Looking at the first shot Lefty, the colour has been altered by the lighting and in this case it has worked, the give away is the colour of the foam behind the stone, outdoor white balance and indoor shot with incandescent light, the second shot has the right white balance as the foam is white, as for the true colour of the stone, that's a tough one as stones absorb different wavelengths of light and by refracting can alter the perceived colours.

Add to this our eyes automatically adjust to millions of different points of light to balance what we see, a camera can't do this, it sees light over a defined range.

The second shot is damn good as everything is crisp and sharp and the colours, though incorrect to you are true to the camera.

I sketched up a quick diagram which might help a few folks, its about interpreting Depth of Field, which is the distance over which a lens can focus.

1543386328_dof_chart.jpg


This might be of more benefit to Pat as his shots are all 'soft'.

What the chart shows is the relation ship between the lens iris opening, shutter speed and the depth of field, I used to use this to explain this to students many years ago and often saw that 'caa ching' moment as the 'penny dropped'

In this chart the overall exposure doesn't change, only the depth of field and this is how you can control it, particularly important when using macro lenses which have a notoriously shallow depth of field.

One thing it says loud and clear is how handy a tripod is for a good depth of field because the iris in the lens is going to be small and the shutter speed slow so camera shake becomes a big factor or you have to add a heap more light.

One trick is using multiple exposures, hold steady and rattle off a bunch of shots using the multiple exposure setting, one might be nice and sharp.

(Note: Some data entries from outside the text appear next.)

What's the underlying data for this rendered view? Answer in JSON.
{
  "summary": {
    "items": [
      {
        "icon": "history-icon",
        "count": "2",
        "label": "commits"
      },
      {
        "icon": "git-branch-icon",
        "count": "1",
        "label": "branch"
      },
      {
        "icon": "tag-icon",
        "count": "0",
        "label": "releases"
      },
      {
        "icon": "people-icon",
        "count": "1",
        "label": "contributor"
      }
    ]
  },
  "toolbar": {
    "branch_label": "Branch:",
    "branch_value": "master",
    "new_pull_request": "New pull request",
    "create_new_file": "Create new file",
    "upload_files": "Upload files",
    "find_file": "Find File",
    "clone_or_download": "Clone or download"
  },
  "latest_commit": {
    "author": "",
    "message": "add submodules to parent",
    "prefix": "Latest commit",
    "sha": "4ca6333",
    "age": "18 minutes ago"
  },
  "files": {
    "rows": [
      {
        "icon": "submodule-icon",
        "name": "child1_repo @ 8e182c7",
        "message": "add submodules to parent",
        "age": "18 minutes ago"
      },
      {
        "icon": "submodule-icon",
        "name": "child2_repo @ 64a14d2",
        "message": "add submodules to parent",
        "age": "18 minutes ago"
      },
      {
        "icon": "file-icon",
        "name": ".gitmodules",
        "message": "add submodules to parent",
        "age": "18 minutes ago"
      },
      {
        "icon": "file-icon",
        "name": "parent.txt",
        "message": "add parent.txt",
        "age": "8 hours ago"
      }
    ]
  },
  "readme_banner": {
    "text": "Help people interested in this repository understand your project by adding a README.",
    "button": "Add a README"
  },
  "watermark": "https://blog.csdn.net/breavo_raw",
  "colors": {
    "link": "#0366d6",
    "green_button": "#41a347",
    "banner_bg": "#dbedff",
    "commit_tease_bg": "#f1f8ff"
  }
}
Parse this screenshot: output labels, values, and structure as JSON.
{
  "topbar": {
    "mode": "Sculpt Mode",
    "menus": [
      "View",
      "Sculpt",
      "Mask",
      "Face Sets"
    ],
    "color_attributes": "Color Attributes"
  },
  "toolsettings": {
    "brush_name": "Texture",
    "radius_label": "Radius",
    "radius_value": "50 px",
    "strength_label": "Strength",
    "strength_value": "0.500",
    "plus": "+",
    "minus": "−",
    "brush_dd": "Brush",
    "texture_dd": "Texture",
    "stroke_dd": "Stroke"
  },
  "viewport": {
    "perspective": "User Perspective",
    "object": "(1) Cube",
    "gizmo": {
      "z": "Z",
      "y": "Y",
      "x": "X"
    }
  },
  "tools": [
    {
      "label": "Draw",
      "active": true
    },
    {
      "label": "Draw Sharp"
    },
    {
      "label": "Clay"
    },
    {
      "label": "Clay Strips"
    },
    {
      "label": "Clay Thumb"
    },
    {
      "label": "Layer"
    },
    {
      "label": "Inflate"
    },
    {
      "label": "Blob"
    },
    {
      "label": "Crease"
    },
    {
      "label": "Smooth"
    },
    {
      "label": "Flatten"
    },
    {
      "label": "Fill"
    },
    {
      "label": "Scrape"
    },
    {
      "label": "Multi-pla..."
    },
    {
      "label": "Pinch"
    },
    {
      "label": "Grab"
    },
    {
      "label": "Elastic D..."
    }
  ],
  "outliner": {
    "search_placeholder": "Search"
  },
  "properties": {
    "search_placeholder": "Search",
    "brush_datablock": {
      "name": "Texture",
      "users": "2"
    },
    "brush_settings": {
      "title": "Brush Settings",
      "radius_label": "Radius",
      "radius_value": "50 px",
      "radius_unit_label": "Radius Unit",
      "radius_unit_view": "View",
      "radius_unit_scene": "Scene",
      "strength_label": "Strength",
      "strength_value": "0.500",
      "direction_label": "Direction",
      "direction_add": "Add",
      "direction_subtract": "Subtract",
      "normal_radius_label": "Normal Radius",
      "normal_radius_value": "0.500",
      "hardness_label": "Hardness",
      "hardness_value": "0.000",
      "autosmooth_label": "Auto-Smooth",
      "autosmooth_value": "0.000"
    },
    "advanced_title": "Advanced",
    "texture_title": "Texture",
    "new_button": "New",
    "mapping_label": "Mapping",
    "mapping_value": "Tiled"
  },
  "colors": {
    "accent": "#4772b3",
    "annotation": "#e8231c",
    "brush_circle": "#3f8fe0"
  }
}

If you want to get the maximum amount of light available, sunlight can be turned into soft light by adding a sheet of greaseproof (baking) paper between the sun and the stone.

Another trick is changing the ISO, if the ISO is on 200 and you shutter is say 1/8th by going to 1600 ISO your shutter will change to 1/60th without changing the aperture so you've lessened the camera shake problem with a faster shutter speed.

Each time you change the aperture or shutter by one setting you are either 1/2ing or doubling the amount of light entering the camera.

Hope I haven't confused too many :(
 
Cheers for that Dihusky, I will try to absorb that :Y: :D

The biggest problem with the camera seeing the "true" colour of things is that all that really matters to people is what the eye sees -everyone who has seen the first stone with their own eyes agrees that it is bright yellow, even though the camera thinks it is the colour of ginger beer. It's a bit hard to tell everyone that the camera has it right while their own eyes are deceiving them. If the photograph does not accord with what the eye sees, people don;t want it. Hopefully it will not become necessary to resort to photoshop.